Viva Valenti: The Parmesan fritters at 'Cesca.Photo: Kenneth Chen

Hefty chowhound establishments like BEPPE, VIA EMILIA, PEASANT, and GONZO have been all the rage in downtown Italian circles over the past few years. Now Tom Valenti brings elegant, formidably rustic grub to the Upper West Side with the opening of his elegant, formidably rustic new Italian restaurant, ’CESCA. It’s easy to make a pig of yourself in the bar area alone (try the calzone served in dainty slices, or the toasted pork panini), but when you wander back to the main dining room, with its fortified oak tables and rich, butter-colored walls, you might want to bring along a protective bib. You’ll find bowls of crispy Parmesan fritters and poached eggs wobbling atop a thin bed of speck. As at Valenti’s other restaurant, OUEST, you’ll also find dandified offal dishes like liver wrapped in pancetta and tripe served in a pot with garlic toast points, and whatever you do, save room for the superior bucatini (piled with more pancetta) and the mascarpone cheesecake, which is doused in lightly whipped cream and spackled with fennel seeds and bits of orange brittle. I don’t know if Sara Jenkins has perfected a tripe recipe yet, but I enjoyed a nice rendition of wild-boar ragù at her newest home, 50 CARMINE. For a more high-minded Italian feed, this year’s choice is SAN DOMENICO, or L’IMPERO for a pot of Scott Conant’s fricasséed mushrooms followed by a helping of the lightly creamy risotto, piled with little pieces of grilled quail. ESCA remains the Mount Olympus of Italian seafood joints, although for simple fritto misto, the salty, lemony, slightly tempura’d recipe on the menu at BREAD TRIBECA is one of the best Americanized versions of this dish I’ve ever had. And if you feel the need for a little culinary buzz in the middle of the day, make a beeline for ACQUA PAZZA, in midtown, and ask for a bowl of the superior tagliolini al caffè, made with rock shrimp and slices of porcini mushroom, all mixed in a tangle of freshly made tagliatelle tinged with ground coffee.

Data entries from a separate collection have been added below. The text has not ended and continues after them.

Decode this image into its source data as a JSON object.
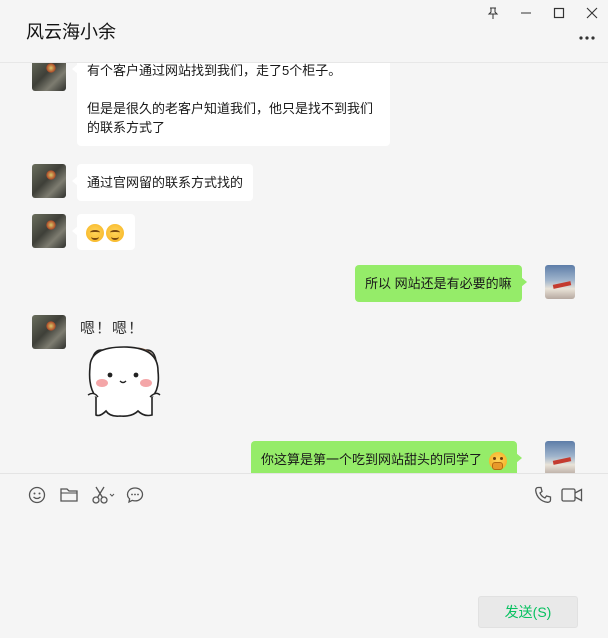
{
  "window": {
    "title": "风云海小余",
    "controls": [
      "pin-icon",
      "minimize-icon",
      "maximize-icon",
      "close-icon"
    ]
  },
  "messages": [
    {
      "side": "left",
      "paragraphs": [
        "有个客户通过网站找到我们，走了5个柜子。",
        "但是是很久的老客户知道我们，他只是找不到我们的联系方式了"
      ]
    },
    {
      "side": "left",
      "text": "通过官网留的联系方式找的"
    },
    {
      "side": "left",
      "emoji": [
        "smiling-face-emoji",
        "smiling-face-emoji"
      ]
    },
    {
      "side": "right",
      "text": "所以 网站还是有必要的嘛"
    },
    {
      "side": "left",
      "sticker": "cat-sticker",
      "sticker_text": "嗯！嗯！"
    },
    {
      "side": "right",
      "text": "你这算是第一个吃到网站甜头的同学了",
      "trailing_emoji": "thinking-face-emoji"
    }
  ],
  "toolbar": {
    "left_icons": [
      "emoji-icon",
      "folder-icon",
      "scissors-icon",
      "chat-bubble-icon"
    ],
    "right_icons": [
      "phone-icon",
      "video-call-icon"
    ]
  },
  "input": {
    "value": ""
  },
  "send_button": {
    "label": "发送(S)"
  },
  "colors": {
    "bubble_self": "#95ec69",
    "bubble_other": "#ffffff",
    "send_text": "#07c160",
    "background": "#f5f5f5"
  }
}
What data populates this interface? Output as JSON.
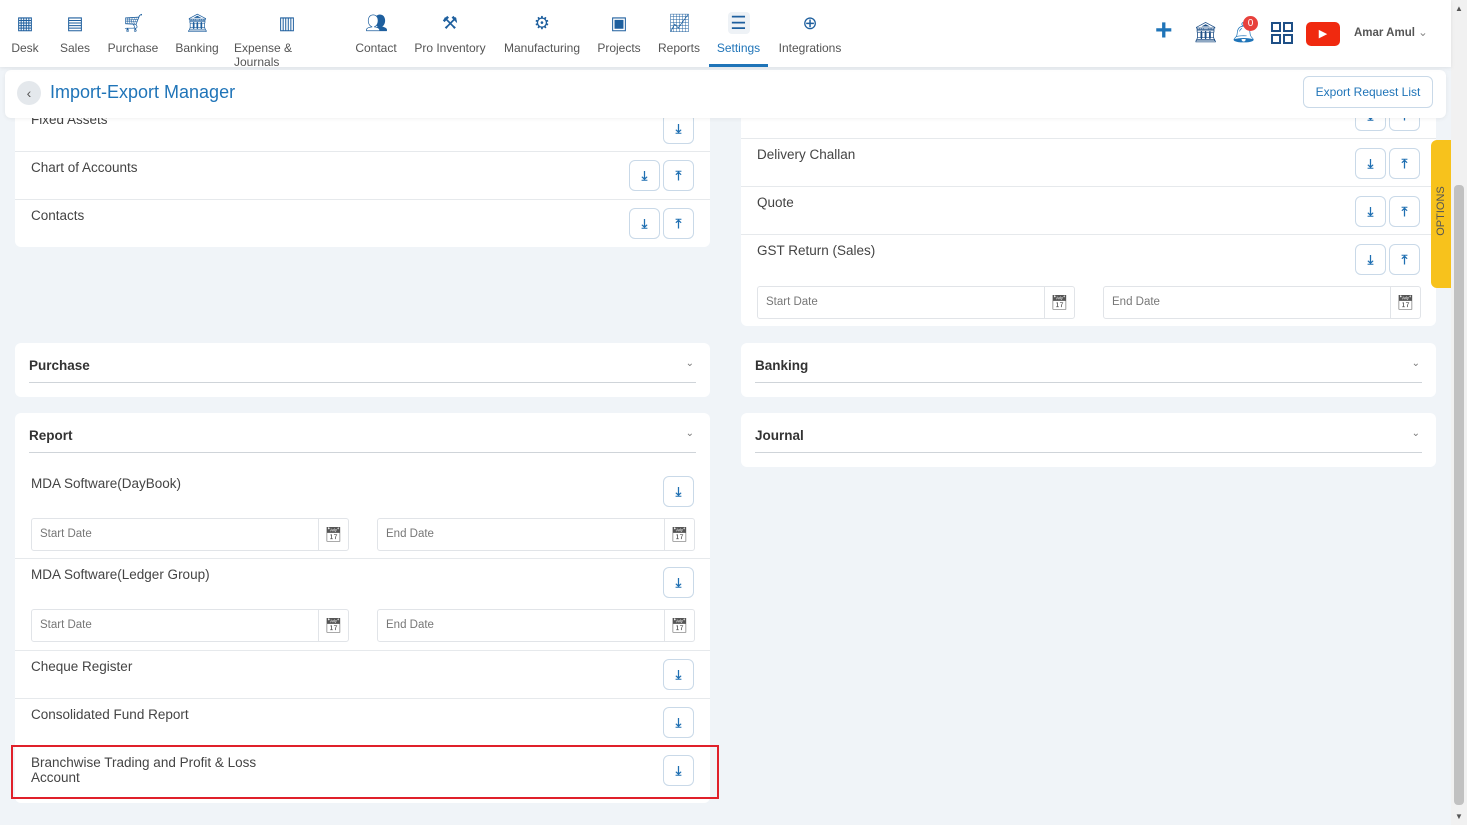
{
  "nav": [
    {
      "label": "Desk",
      "icon": "desk-icon"
    },
    {
      "label": "Sales",
      "icon": "sales-icon"
    },
    {
      "label": "Purchase",
      "icon": "cart-icon"
    },
    {
      "label": "Banking",
      "icon": "bank-icon"
    },
    {
      "label": "Expense & Journals",
      "icon": "journal-icon"
    },
    {
      "label": "Contact",
      "icon": "contact-icon"
    },
    {
      "label": "Pro Inventory",
      "icon": "inventory-icon"
    },
    {
      "label": "Manufacturing",
      "icon": "manufacturing-icon"
    },
    {
      "label": "Projects",
      "icon": "projects-icon"
    },
    {
      "label": "Reports",
      "icon": "reports-icon"
    },
    {
      "label": "Settings",
      "icon": "settings-icon",
      "active": true
    },
    {
      "label": "Integrations",
      "icon": "integrations-icon"
    }
  ],
  "topright": {
    "notifications": "0",
    "user": "Amar Amul"
  },
  "header": {
    "title": "Import-Export Manager",
    "export_button": "Export Request List"
  },
  "left_top": [
    "Fixed Assets",
    "Chart of Accounts",
    "Contacts"
  ],
  "right_top": [
    "Delivery Challan",
    "Quote",
    "GST Return (Sales)"
  ],
  "sections": {
    "purchase": "Purchase",
    "report": "Report",
    "banking": "Banking",
    "journal": "Journal"
  },
  "report_rows": [
    "MDA Software(DayBook)",
    "MDA Software(Ledger Group)",
    "Cheque Register",
    "Consolidated Fund Report",
    "Branchwise Trading and Profit & Loss Account"
  ],
  "date": {
    "start": "Start Date",
    "end": "End Date"
  },
  "options": "OPTIONS",
  "colors": {
    "accent": "#1f74b8",
    "highlight": "#e0202a",
    "options_tab": "#f7c21c"
  }
}
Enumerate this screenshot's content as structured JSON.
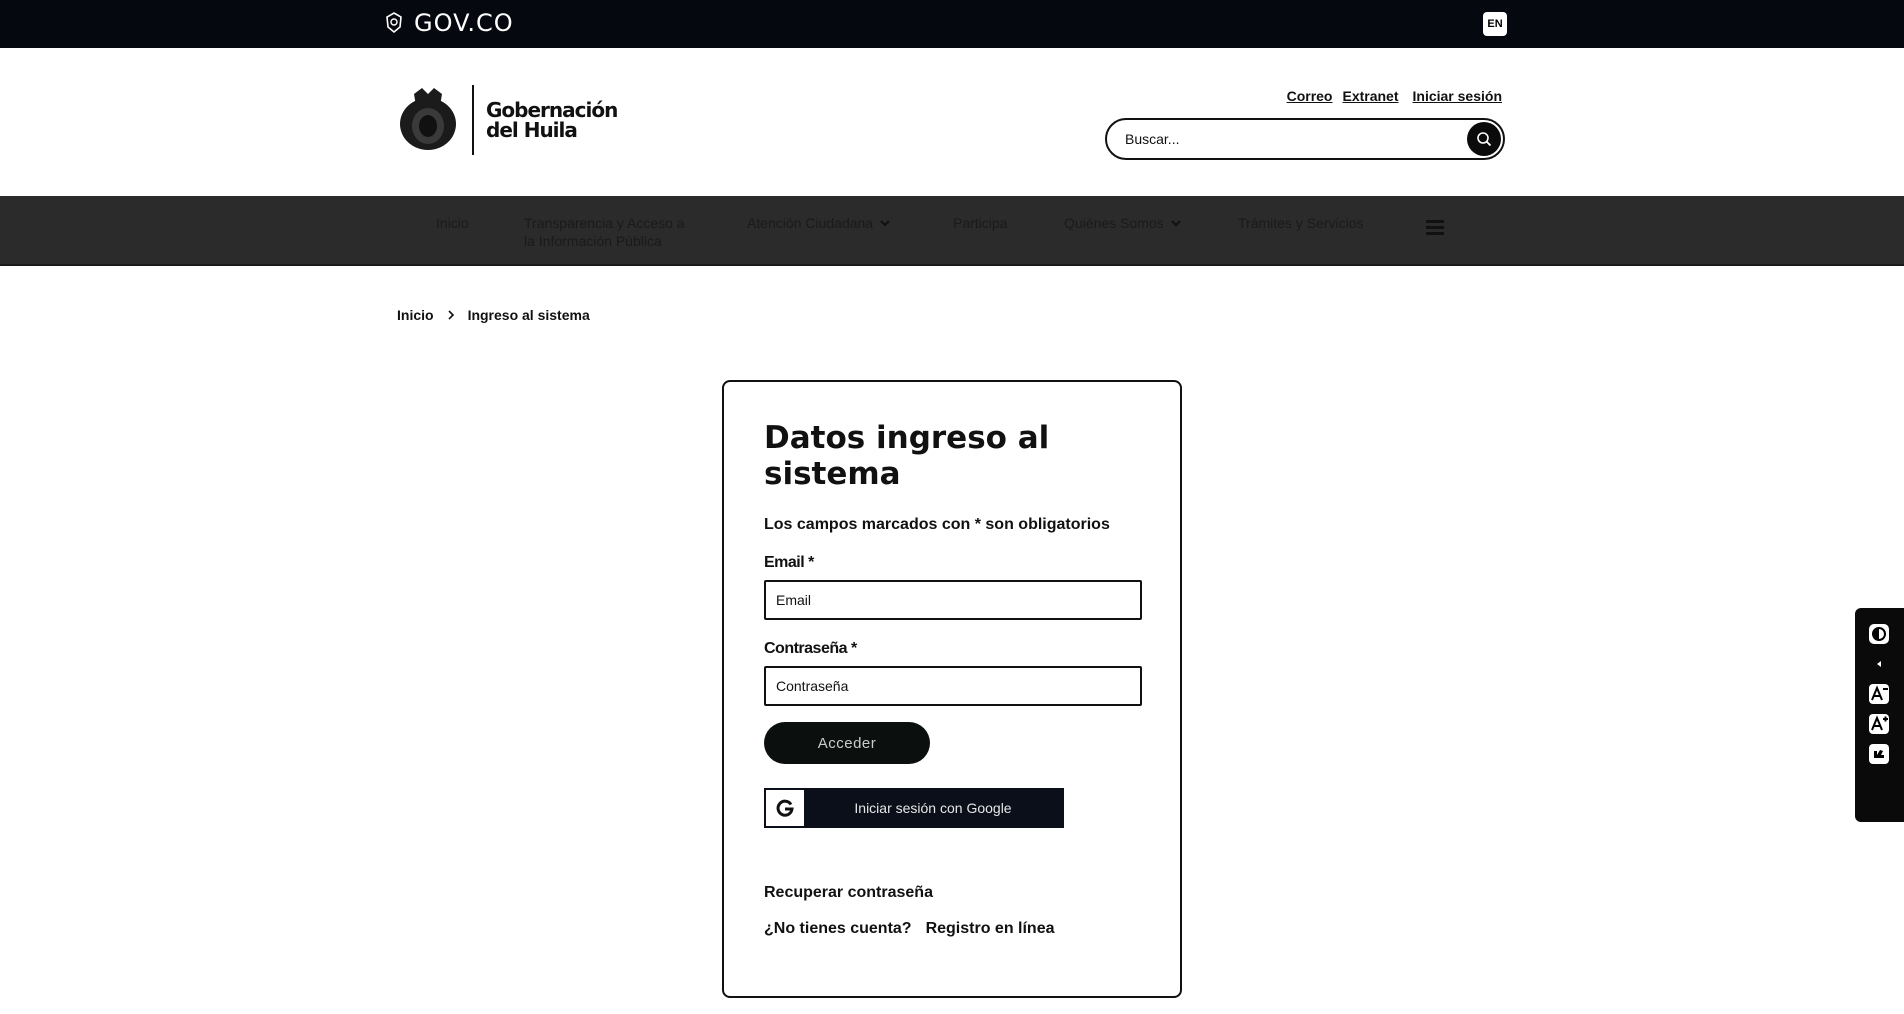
{
  "topbar": {
    "brand": "GOV.CO",
    "lang": "EN"
  },
  "header": {
    "logo_line1": "Gobernación",
    "logo_line2": "del Huila",
    "links": [
      "Correo",
      "Extranet",
      "Iniciar sesión"
    ],
    "search_placeholder": "Buscar..."
  },
  "nav": {
    "items": [
      {
        "label": "Inicio"
      },
      {
        "label": "Transparencia y Acceso a",
        "label2": "la Información Pública"
      },
      {
        "label": "Atención Ciudadana"
      },
      {
        "label": "Participa"
      },
      {
        "label": "Quiénes Somos"
      },
      {
        "label": "Trámites y Servicios"
      }
    ]
  },
  "breadcrumb": {
    "home": "Inicio",
    "current": "Ingreso al sistema"
  },
  "form": {
    "title": "Datos ingreso al sistema",
    "required_note": "Los campos marcados con * son obligatorios",
    "email_label": "Email *",
    "email_placeholder": "Email",
    "password_label": "Contraseña *",
    "password_placeholder": "Contraseña",
    "submit_label": "Acceder",
    "google_label": "Iniciar sesión con Google",
    "recover_label": "Recuperar contraseña",
    "no_account": "¿No tienes cuenta?",
    "register_label": "Registro en línea"
  },
  "colors": {
    "topbar_bg": "#06080f",
    "nav_bg": "#2b2b2b",
    "button_bg": "#0b0f0d"
  },
  "icons": {
    "govco": "shield-icon",
    "search": "search-icon",
    "menu": "menu-icon",
    "contrast": "contrast-icon",
    "collapse": "chevron-left-icon",
    "font_decrease": "font-decrease-icon",
    "font_increase": "font-increase-icon",
    "sign_language": "sign-language-icon"
  }
}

Dessert Storm: The bar at Chikalicious.Photo: Rick Lew

For old times’ sake, I’ll take one of the toppling, overpriced chocolate ziggurats at LE CIRQUE, and if I had to choose just one newfangled soufflé in town, it would probably be the banana-and-passion-fruit-flavored one at ATELIER (served with tiny chocolates), and for pure chocolate pleasure, I still like the Sacher torte at CAFÉ SABARSKY and the little molten-chocolate-filled beignets at TOWN, accompanied by a gianduja bombe. For simple, retro goodness, I’ll take pastry chef Lauren Dawson’s wonderful apple-cider doughnuts (served with fresh apple compote and maple cream) at Marco Canora’s newly opened HEARTH, and upon gentle prodding, my discerning, long-suffering, sweetly dyspeptic, suddenly press-shy wife hopes I won’t forget BLUE HILL, where the sophisticated $25 “dessert flight” might, on any given night, consist of deconstructed chocolate and pear beignets, mounds of chocolate bread pudding supported by scoops of vanilla and praline ice cream, and medallions of soft, ripe avocado topped with salted caramel and a spoonful of lime sorbet. My wife didn’t accompany me on my covert, quick-strike visit to the excellent JACQUES TORRES CHOCOLATE boutique on Water Street in Brooklyn’s Dumbo neighborhood. But if she had, I’m sure she would have joined the animated flock of (mostly female) chocolate fanatics who sipped their cups of “Wicked Hot Chocolate” (spiked with ancho and chipotle chilis) while nibbling intently on inventive Torres creations like chocolate-mint tea (dark-chocolate ganache coated in milk chocolate and infused with mint tea) and “Love Potion #9” (dark chocolate infused with more dark chocolate). In the evenings, you’ll find a similar sort of crowd bellied up to the marble bar at CHIKALICIOUS, the bustling, impeccably clean, white-trimmed, all-dessert space on East 10th Street. Two of the three proprietors are genteel, highly efficient female pastry chefs who, for $12, will whip up a three-course prix fixe gourmet dessert before your very eyes. Begin with a little taste of chocolate-flavored tea gelée with coconut sorbet and top it off with a fromage blanc island cheesecake.